Things started to change color when recently retired Chief of General Staff İlker Başbuğ was arrested in January 2012; it was the first time Erdoğan had said he was against the arrest of an Ergenekon suspect. Then, the following month, when prosecutors wanted to interrogate National Intelligence Organization (MİT) head Hakan Fidan, Erdoğan and the AK Parti started to perceive a “Gülenist threat” against themselves.

An Istanbul criminal court’s ruling in May 2013 sentenced Başbuğ and 17 others to life imprisonment, giving heavy penalties to a total of 275 people for conspiring to overthrow the government.

But things changed once again in December 2013, when allegedly Gülenist prosecutors started a major graft probe against members of Erdoğan’s government, civil service, party and even family in two successive cases on Dec. 17 and 25. Erdoğan immediately denounced that as a coup attempt by Gülenists, accusing them of organizing a “parallel state within the state.”
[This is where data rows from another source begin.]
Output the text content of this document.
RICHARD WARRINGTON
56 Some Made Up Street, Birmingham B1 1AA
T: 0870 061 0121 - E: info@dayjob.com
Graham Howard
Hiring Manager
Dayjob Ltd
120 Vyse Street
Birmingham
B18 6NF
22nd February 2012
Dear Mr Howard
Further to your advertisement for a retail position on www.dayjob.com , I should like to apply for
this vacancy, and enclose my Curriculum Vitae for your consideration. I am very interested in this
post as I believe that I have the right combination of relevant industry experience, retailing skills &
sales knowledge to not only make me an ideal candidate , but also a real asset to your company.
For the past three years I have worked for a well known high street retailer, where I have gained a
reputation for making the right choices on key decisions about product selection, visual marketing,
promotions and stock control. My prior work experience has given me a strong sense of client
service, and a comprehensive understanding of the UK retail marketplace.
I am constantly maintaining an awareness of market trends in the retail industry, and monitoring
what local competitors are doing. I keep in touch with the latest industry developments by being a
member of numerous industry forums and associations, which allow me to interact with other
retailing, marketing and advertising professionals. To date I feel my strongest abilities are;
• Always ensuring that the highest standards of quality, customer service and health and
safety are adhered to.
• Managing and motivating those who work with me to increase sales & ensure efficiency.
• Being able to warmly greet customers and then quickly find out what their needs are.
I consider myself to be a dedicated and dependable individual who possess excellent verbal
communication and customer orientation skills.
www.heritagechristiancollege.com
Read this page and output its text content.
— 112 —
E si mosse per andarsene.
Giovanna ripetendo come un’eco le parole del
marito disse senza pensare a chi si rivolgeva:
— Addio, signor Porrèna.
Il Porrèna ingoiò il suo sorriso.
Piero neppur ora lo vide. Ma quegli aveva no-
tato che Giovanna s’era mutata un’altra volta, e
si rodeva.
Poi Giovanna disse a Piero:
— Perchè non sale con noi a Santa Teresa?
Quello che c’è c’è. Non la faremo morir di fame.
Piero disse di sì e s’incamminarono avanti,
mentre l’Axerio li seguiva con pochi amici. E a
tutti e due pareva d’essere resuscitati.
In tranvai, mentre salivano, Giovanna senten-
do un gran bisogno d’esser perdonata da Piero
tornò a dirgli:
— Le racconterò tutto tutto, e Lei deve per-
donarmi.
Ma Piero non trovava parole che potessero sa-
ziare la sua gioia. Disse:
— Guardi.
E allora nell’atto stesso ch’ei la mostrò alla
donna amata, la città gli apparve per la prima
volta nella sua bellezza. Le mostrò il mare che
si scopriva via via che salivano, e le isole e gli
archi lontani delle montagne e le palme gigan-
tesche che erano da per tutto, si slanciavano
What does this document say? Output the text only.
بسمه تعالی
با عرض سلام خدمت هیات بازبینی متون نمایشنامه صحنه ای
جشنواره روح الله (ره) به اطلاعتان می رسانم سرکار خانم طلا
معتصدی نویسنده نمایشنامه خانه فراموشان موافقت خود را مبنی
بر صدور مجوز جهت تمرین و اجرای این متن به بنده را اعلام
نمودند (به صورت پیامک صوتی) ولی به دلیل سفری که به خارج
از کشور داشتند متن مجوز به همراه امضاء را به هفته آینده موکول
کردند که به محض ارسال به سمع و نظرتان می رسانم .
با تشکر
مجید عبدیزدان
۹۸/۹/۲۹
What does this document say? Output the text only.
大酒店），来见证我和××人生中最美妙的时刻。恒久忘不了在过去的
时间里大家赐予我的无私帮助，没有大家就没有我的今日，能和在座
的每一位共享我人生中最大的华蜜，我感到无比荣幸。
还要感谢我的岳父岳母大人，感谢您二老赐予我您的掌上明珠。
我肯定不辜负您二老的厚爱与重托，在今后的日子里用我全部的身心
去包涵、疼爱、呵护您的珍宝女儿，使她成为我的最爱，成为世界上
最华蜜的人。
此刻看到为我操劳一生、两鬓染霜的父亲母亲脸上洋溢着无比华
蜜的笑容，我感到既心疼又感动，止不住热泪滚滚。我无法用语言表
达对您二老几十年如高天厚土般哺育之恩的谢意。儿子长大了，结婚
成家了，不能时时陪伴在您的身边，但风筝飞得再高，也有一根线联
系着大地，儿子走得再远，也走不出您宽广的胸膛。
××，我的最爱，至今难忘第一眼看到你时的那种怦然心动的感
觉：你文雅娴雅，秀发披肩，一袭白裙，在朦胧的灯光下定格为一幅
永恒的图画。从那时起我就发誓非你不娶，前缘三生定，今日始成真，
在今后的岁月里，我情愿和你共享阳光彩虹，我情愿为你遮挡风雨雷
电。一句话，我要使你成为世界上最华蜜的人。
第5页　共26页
Now Gülenists are considered members of a terrorist organization and a threat equal to the outlawed Kurdistan Workers’ Party (PKK). Companies, including media companies linked with Gülen, were seized by courts with newly appointed prosecutors and judges, while Öz and his colleagues in the controversial cases are on the run and some of the once powerful police chiefs are in jail.

We are not able to learn, at least for now, whether there really was a conspiracy against the government. The Court of Appeals said there was no base in the Ergenekon case, as a case changing its route all together with a changing political atmosphere.

Now both the military and the judiciary are siding with Erdoğan against the PKK and the Gülenists, whom many of their members have suffered from. This can be interpreted as another power shift in the Turkish capital, until the next one.